Millet bu ülkedeki her politikacının ne söyleyeceğini zaten biliyor... Ne bileyim... Hangi yemeği sevip, hangi kitabı okuduğunu da öğrenmek ister belki...
AYIPÇI KOLTUK!
Televizyonlarda günlerdir ekrana gelen, o güya yeni yapılan Meclis salonu görüntülerinden herhalde benim gibi sizler de artık iyice sıkıldınız...
O görüntülerde beni en çok rahatsız eden, öfkemi tepeme çıkaran, o milyarlık koltukların üzerlerine naylon geçirilmiş halleri...
Milleti bu kez de o koltuklar yoluyla şaaptıklarından, koltukların üzerine sanki prezervatif geçirilmiş gibi!.. (Bak yukarıdaki resim)
Nereden başladı şu ikinci yarı!
Güya hasret bitti, futbol tekrar başladı. Ama özellikle de Fenerbahçeli, Beşiktaşlı hatta Trabzonlu taraftarlar ‘Keşke başlamasaydı, durumu hayallerle ne güzel idare ediyorduk.’ diyorlardır...
Hele Fenerbahçe için, birçok Fenerbahçeli’nin de dediği gibi lig bitmiş, Fenerbahçe uzak ara şampiyon olmuştur... Şimdi durduk oturduk yerde ne vardı ikinci yarı mikinci yarı numarasıyla ligi tekrar başlatmak.
Ben size birşey söyleyeyim mi?

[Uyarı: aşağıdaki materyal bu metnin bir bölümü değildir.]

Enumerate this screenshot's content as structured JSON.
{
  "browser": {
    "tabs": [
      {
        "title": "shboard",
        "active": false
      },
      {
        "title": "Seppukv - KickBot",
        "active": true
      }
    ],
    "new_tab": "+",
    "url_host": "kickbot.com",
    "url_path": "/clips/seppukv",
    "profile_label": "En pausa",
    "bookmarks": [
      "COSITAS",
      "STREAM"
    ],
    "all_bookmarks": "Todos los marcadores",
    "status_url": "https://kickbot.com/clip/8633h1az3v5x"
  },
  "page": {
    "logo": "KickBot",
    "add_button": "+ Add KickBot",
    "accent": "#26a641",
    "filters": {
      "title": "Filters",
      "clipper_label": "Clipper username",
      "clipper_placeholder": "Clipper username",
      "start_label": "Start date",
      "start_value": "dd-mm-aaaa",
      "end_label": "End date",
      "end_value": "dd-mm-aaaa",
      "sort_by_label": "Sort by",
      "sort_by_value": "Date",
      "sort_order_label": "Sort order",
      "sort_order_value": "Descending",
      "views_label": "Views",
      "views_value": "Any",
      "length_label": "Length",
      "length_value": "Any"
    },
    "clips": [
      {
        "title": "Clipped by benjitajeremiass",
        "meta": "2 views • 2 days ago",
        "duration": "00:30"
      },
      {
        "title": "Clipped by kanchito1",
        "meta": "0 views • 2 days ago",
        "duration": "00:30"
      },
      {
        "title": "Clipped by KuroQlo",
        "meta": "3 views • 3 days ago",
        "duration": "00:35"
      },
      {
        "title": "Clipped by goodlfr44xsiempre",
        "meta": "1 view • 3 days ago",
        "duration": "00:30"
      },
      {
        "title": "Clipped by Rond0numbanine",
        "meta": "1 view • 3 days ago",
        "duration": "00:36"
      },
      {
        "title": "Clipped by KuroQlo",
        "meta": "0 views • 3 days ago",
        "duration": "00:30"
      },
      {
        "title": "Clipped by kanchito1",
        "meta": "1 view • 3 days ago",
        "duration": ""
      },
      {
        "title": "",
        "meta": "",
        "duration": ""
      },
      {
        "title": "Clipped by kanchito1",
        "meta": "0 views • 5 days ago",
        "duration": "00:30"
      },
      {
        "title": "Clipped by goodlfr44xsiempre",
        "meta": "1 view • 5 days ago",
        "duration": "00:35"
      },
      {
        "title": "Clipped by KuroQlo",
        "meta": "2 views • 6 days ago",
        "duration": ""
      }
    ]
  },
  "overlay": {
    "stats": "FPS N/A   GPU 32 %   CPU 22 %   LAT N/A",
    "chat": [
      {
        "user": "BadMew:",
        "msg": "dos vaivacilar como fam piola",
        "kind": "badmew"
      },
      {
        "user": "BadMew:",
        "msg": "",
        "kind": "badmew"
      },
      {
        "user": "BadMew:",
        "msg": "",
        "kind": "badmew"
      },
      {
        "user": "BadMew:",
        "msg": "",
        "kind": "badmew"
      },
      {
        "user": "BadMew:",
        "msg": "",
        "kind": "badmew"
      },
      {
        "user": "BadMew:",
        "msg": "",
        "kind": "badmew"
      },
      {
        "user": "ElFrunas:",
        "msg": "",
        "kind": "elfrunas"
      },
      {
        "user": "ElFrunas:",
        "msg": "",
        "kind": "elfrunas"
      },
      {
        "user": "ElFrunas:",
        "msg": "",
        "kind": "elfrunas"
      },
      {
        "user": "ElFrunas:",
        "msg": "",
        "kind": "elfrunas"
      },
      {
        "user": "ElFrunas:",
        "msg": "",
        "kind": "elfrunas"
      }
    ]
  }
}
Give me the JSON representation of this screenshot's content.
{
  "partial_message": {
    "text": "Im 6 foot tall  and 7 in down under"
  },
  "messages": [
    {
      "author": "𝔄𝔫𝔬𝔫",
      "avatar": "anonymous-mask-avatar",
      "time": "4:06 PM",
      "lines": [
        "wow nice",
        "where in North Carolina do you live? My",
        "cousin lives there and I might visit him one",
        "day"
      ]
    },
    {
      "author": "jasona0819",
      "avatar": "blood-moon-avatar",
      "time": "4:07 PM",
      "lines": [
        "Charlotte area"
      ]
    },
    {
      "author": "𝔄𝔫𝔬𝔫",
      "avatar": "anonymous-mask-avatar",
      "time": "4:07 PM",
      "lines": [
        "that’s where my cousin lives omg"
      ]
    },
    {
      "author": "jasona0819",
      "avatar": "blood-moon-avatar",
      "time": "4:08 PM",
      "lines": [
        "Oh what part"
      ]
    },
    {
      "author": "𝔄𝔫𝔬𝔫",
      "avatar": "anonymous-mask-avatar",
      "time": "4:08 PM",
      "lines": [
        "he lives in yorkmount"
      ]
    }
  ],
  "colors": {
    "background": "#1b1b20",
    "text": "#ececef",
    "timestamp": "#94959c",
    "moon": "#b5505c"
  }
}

Bu ülkede futboldan en çok anlayan kişinin Ali Şen olduğuna bir kez daha karar verdim... Başkanlığı bırakacağını söyledikten sonra, yedi düvel ‘bırakma bizi başkan!’ dedi, Ali Şen başkanlığı sürdürmeyi kabul etmedi...
Adam başına geleceği biliyor, Fenerbahçe takımının geleceğini herkesten iyi görüyor. Onun için olanlar olmadan başkanlıktan yırtmaya çalışıyor.
‘‘ÇARKIFELEK’’
‘Kanal D’’de bir süre önce yeniden başlayan M. Ali Erbil'in Beste ile birlikte sunduğu ‘‘Çarkıfelek’’ rating rakamlarının tozunu atıyormuş...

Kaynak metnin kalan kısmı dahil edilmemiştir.